Penn State’s beleaguered defense finally got a break. The offense held the ball for a season-best 33:59, winning time-of-possession for only the second time this season. It registered a season-best plus-11 on first downs (23-12) and converted 6 of 15 third downs, including 4 of 8 in the first half. Converting 40 percent of third downs doesn’t warrant a parade, but it is Penn State’s best effort in Big Ten play and second best of the season.

For several reasons, Penn State needs to establish this ball-control style — not instead of Moorhead’s wide-open attack, but as its foundation. A purely finesse offense won’t work long-term in the smash-mouth B1G. As this season has proven, late-season weather can turn ugly quickly across the conference’s geographic footprint. And most teams, unlike Kent State, won’t repeatedly open themselves up to knockout punches before being softened up with a series of body blows.

For 57 minutes Saturday, Rahne got it right. You can quibble with the fact that McSorley threw only 5 passes after halftime, and that he ran more than necessary considering his sore knee. But boring efficiency was the order of the day against an injury-compromised opponent, and Rahne delivered.

And then the elephant showed up.

With Penn State at 7-3, Franklin has a path to a third straight 10-win season and top 10 final ranking.
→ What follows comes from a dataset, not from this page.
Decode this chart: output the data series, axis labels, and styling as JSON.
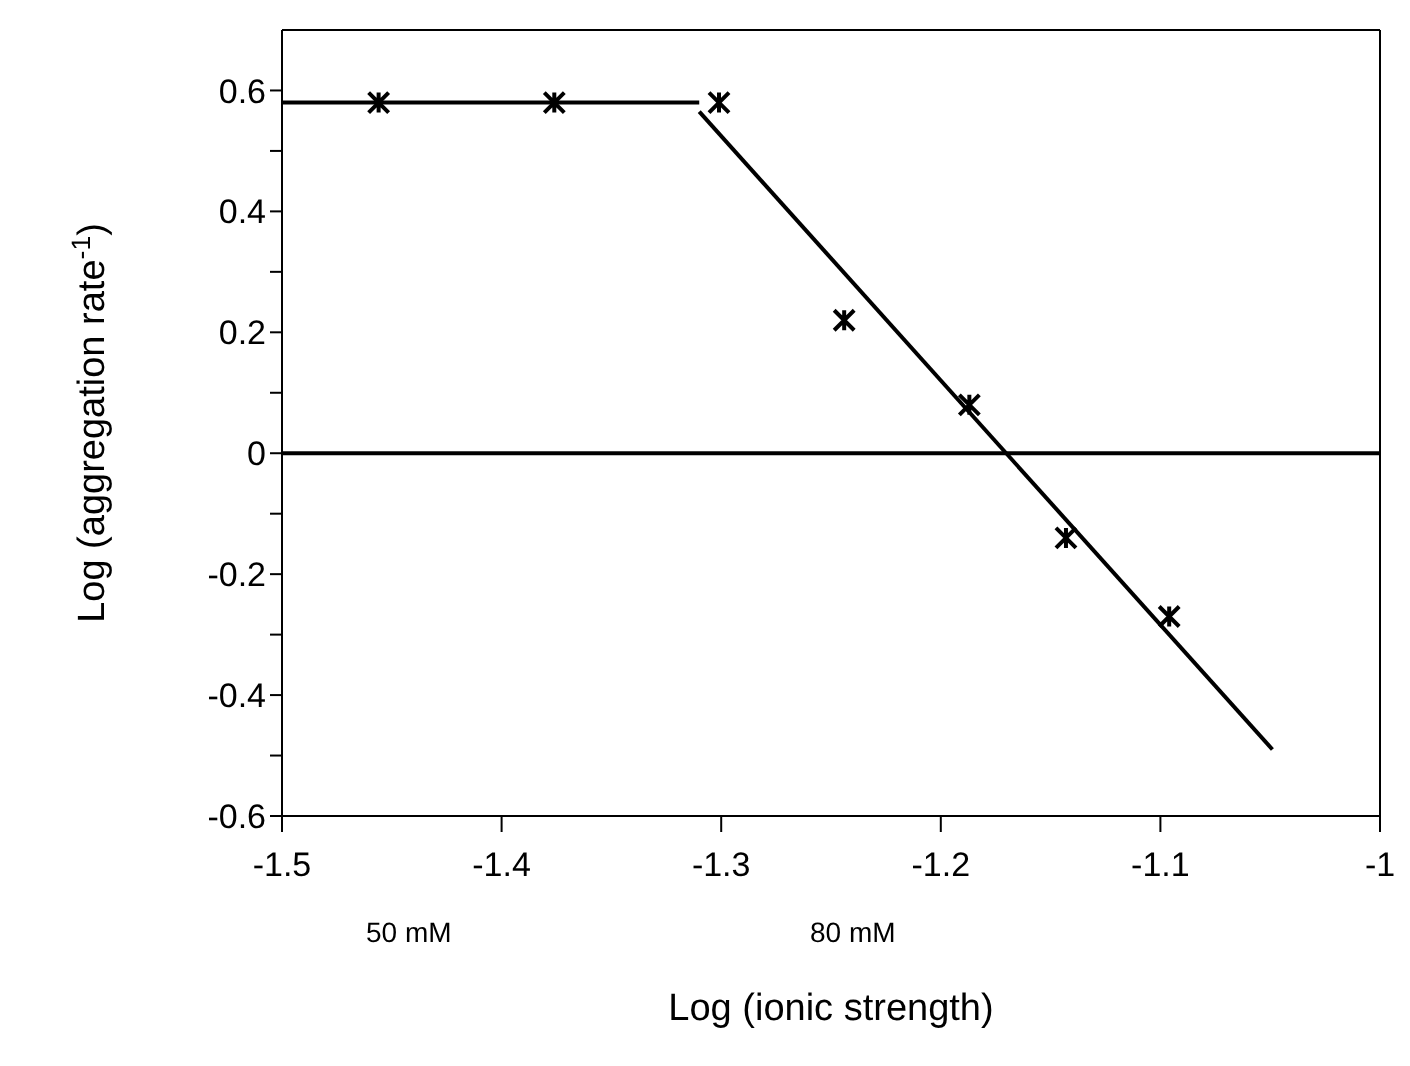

Barring an upset loss to Rutgers or Maryland, the Lions will finish this season on a streak of 33 games as a ranked team.

Even though McSorley and a couple other seniors will be sorely missed, the next two seasons beckon with huge breakthrough potential. If the young players in the trenches and through the middle of the defense make off-season gains in size and strength, Franklin’s quest for “elite” status might be in the offing.

But first, Franklin and Rahne need to vanquish the elephant.

At 38, Rahne earlier this year made ESPN’s “40 under 40” list of top college football coaches and staffers. He and Franklin need to get together and fix their end-game strategy. They need to have plans for protecting a two-score lead vs. a one-score lead. They need to have plans for killing 4 minutes of clock time vs. 2 minutes. When trailing, they need to be able to run a hurry-up offense without wasting timeouts.

In the best case scenario, these issues are nothing more than growing pains for a mostly young squad and relatively young coaches. Worst case, Rahne simply isn’t ready for the coordinator job, and Franklin has to make a tough call at season’s end.

If the games go as expected, Penn State should have opportunities to practice closing out victories the next two weeks.

It’s time for Penn State to finish like Lions, and send the elephant back to the big top. The circus has had a long enough run in Happy Valley. If Franklin and Rahne don’t send the pachyderm packing now, one or both of them eventually will end up leaving with it.